Homeless Buddha, Izhar Patkin and Nam June Paik collaboration, 1992. Photo by Chris Gomien, Courtesy Carl Solway Gallery.

I was named after Frederick Douglass, though my parents left the last “s” off my middle name. “We figured that we’d give you an option,” my father half-joked. “If you wanted to you could always say you were named after Douglas MacArthur.”

Actually, it was hardly ever a problem. None of my white friends would’ve known that I Frederick Douglass was an escaped slave who 1 became a leading abolitionist. And none of my black high school friends who might have known would have made the connection. My childhood nickname had long since taken over—I was Ricky and still am Rick.

But one person did know. And she thought it was the funniest thing she’d ever heard. She was my social studies teacher at Andrew Jackson High School in Queens—a black social studies teacher. When she read my name on some official document, she said to me (after class): “Now isn’t this something!
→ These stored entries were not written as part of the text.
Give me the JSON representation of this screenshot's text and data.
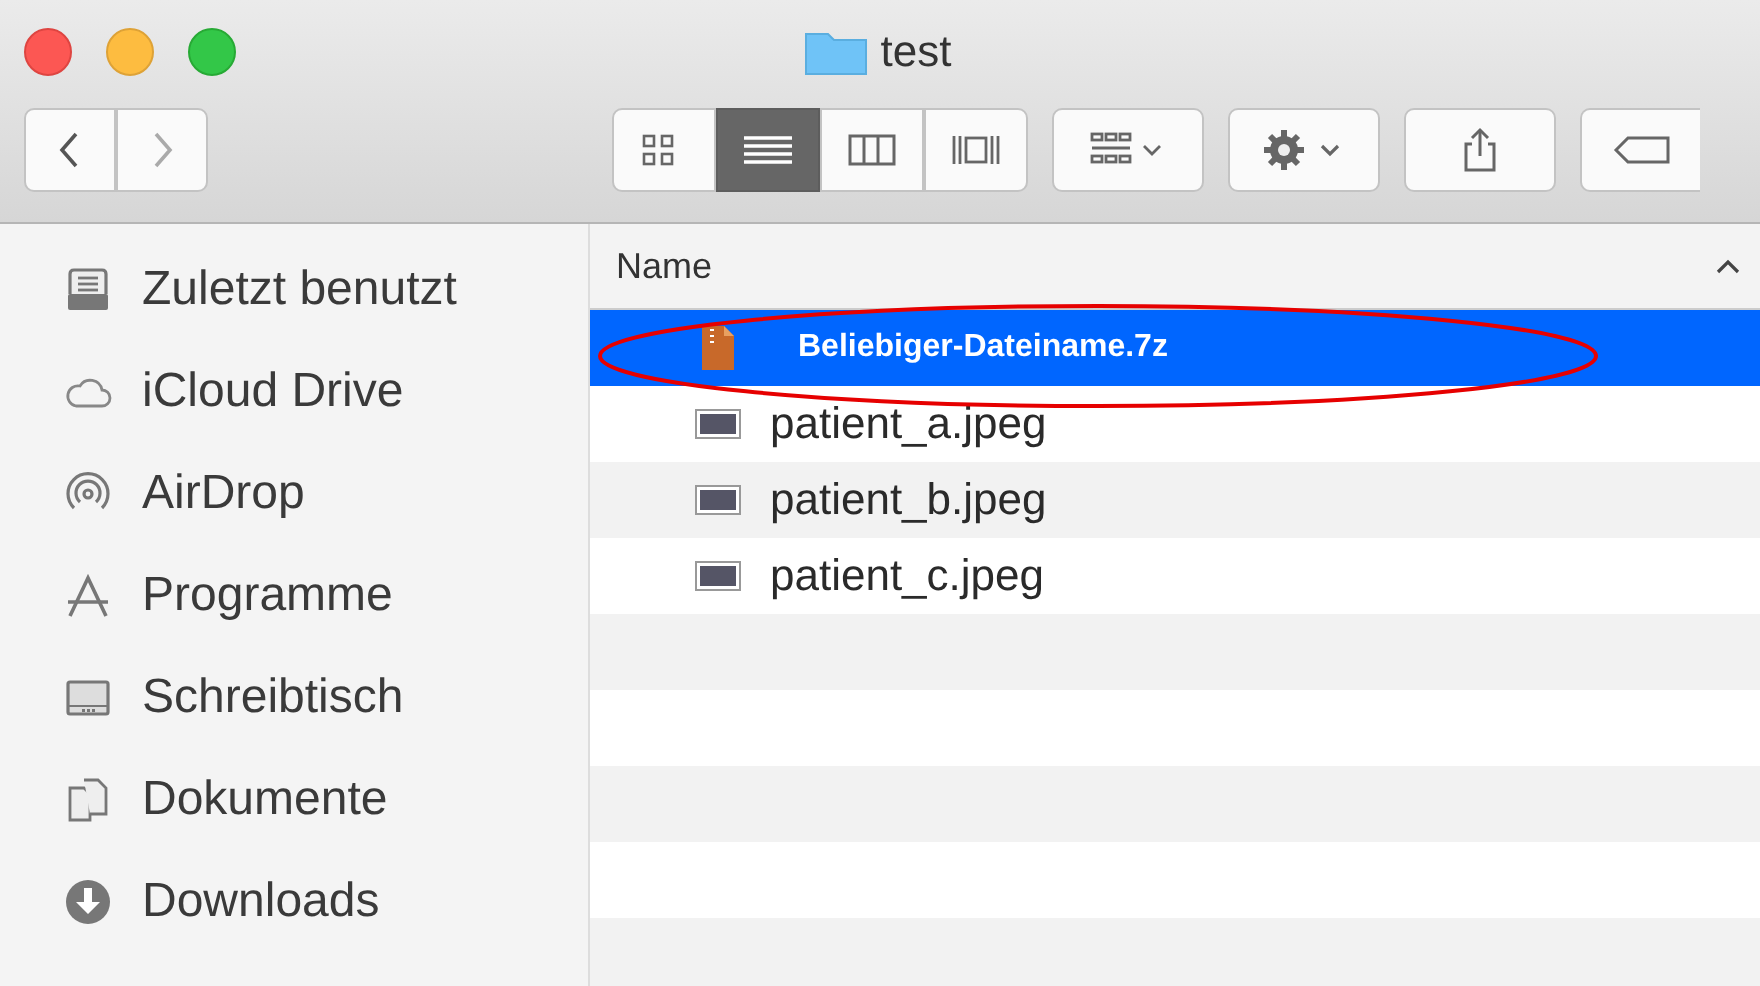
{
  "window": {
    "title": "test"
  },
  "navigation": [
    {
      "disabled": false
    },
    {
      "disabled": true
    }
  ],
  "view_modes": [
    {
      "selected": false
    },
    {
      "selected": true
    },
    {
      "selected": false
    },
    {
      "selected": false
    }
  ],
  "sidebar": {
    "items": [
      {
        "label": "Zuletzt benutzt"
      },
      {
        "label": "iCloud Drive"
      },
      {
        "label": "AirDrop"
      },
      {
        "label": "Programme"
      },
      {
        "label": "Schreibtisch"
      },
      {
        "label": "Dokumente"
      },
      {
        "label": "Downloads"
      }
    ]
  },
  "table": {
    "columns": [
      {
        "label": "Name"
      }
    ],
    "rows": [
      {
        "name": "Beliebiger-Dateiname.7z",
        "kind": "archive",
        "selected": true
      },
      {
        "name": "patient_a.jpeg",
        "kind": "image",
        "selected": false
      },
      {
        "name": "patient_b.jpeg",
        "kind": "image",
        "selected": false
      },
      {
        "name": "patient_c.jpeg",
        "kind": "image",
        "selected": false
      }
    ]
  },
  "annotations": [
    {
      "kind": "ellipse",
      "color": "#e60000"
    }
  ]
}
I have heard of black—she probably said “Negro”; we’re talking 1958 or so—kids called George Washington This and Thomas Jefferson That. But this is the first time I’ve ever heard of a white boy being named after a black!” And she laughed, with real delight, and I felt that the name I bore, if not exactly secret but still in hiding, was an occasion for pride.

But the most telling part of this tale, so to speak, is that, if it suited me, I could keep it a secret. The bureaucrats who stamped driver’s licenses and entered Social Security numbers would have been the last to know, and anyhow, the life story of Frederick Douglass was hardly on the required reading list in those pre-multicultural years. My secret was my own—I could pass.